Google Docs is also used to host a document with the most challenging cases we encountered. This way, whenever a similar case pops up, our agents can use the past experience to deal with the case.
Finally, Google Docs is also used to keep track of customers participating in the various beta tests we do. If such customer starts experiencing some errors, the support team will know that the beta tests may be at fault.
The final piece of the support team organization puzzle is tracking our progress. We know that if we don’t measure our results, we have to rely on guessing and intuition when making decisions. To avoid that, we keep track of a number of metrics.
Using the built-in LiveChat reports, we are able to deduce pretty much everything we need to know about our chats and tickets. This includes volume, time of response, customer satisfaction and more.
Using these reports, Piotr calculates a number of additional Key Performance Indicators. For example, by filtering only the spam chats, he is able to calculate the actual customer satisfaction, not affected by the rogue rates from trolls or accidental chatters.
Piotr doesn’t stop just at crunching the numbers. He does daily, weekly and monthly checks of cases that have received a bad rating. When a case like that is found, Piotr is able to advise the agent who received the rating on how the problem should be resolved. The next time an agent faces a similar problem, they will know what to do.
To complement the individual feedback, the whole support team meets monthly to discuss the current state of service, difficult cases and future plans. These meetings also provide a bit of R&R for the agents and are also great for team-building.
Organize Your Support Team
Working in support can be hard enough – you shouldn’t compound this with poor organization. Even small improvements in communication will go a long way when difficult cases start piling up.
Here’s a list of the main methods we used to go from an unorganized support team to a bustling customer service department:
- Have two tiers of support – to avoid becoming stuck on difficult cases, have someone dedicated to the tougher cases.
- Manage your shifts – using software like 7shifts you will be able to easily assign your agents to particular shifts while keeping everybody in the loop.

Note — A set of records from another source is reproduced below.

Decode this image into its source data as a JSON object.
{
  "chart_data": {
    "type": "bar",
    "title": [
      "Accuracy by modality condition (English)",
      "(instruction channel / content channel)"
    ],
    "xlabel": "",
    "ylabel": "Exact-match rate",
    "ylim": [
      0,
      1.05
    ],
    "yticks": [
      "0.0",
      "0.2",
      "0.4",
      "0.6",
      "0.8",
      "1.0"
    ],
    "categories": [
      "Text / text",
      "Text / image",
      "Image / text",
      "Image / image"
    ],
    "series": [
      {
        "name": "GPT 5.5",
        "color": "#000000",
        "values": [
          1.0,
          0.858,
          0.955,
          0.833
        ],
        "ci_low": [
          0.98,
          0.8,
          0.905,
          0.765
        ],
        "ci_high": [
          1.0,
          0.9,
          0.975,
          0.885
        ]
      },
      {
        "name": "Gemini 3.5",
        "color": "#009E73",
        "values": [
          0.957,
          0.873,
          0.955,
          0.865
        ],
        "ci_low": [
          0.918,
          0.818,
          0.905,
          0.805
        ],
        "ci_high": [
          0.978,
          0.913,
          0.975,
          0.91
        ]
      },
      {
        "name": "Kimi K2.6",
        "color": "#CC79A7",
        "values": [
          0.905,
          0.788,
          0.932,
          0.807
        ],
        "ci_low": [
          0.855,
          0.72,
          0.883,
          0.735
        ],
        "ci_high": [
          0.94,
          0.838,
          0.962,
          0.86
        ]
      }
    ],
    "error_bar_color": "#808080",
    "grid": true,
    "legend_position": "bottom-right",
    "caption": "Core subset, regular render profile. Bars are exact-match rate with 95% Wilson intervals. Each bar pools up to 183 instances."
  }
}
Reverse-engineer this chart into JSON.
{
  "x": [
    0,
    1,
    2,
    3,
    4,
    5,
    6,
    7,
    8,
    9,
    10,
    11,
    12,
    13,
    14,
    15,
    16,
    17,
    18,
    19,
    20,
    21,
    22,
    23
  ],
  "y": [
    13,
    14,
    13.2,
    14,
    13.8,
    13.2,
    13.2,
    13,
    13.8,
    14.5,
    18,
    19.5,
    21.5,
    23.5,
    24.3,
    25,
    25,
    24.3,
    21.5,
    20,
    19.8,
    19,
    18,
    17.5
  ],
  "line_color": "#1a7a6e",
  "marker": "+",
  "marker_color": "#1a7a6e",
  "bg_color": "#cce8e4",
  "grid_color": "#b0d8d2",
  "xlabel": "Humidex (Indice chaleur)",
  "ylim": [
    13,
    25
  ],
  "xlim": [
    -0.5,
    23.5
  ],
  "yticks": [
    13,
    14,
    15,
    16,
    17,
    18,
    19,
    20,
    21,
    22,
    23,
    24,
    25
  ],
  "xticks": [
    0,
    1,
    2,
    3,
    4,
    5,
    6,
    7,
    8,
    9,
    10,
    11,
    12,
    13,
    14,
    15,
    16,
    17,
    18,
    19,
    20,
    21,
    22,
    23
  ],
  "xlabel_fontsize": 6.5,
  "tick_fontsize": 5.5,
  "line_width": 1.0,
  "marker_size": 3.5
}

- Work together – working from the same room will beat any form of remote work in terms of how easy it is to exchange information and collaborate to resolve tough cases.
- Provide information about customers – make sure your agents have all the information they need to help your customers. Consider using a CRM or call center software to keep track of previous interactions with customers.
- Use Slack for quick communication – Slack can do wonders for your company communication by cutting the number of emails you send.
- Communicate via a mailing group – instead of sending emails to each member of your support team separately, you can create a group email that includes everyone.
- Know your support materials – make sure your support teams know what kind of support materials you have available so that they can use it to help customers. When introducing a new agent to your support team, the first thing they should do is read through your resources.
- Use Google Docs to store and prepare new materials – Google Docs works great for creating new materials for your customers.
- Track your progress – Try to measure as many relevant metrics as possible. Start with customer satisfaction, first response time and volume of received inquiries.
- Provide feedback to agents – Check how your agents are doing and offer feedback, either through one-on-one coaching sessions or through regular team meetings.
These points should set you on the right course. However, you definitely shouldn’t stop at them. No matter how many methods you use or how many metrics you track, there’s always room for improvement.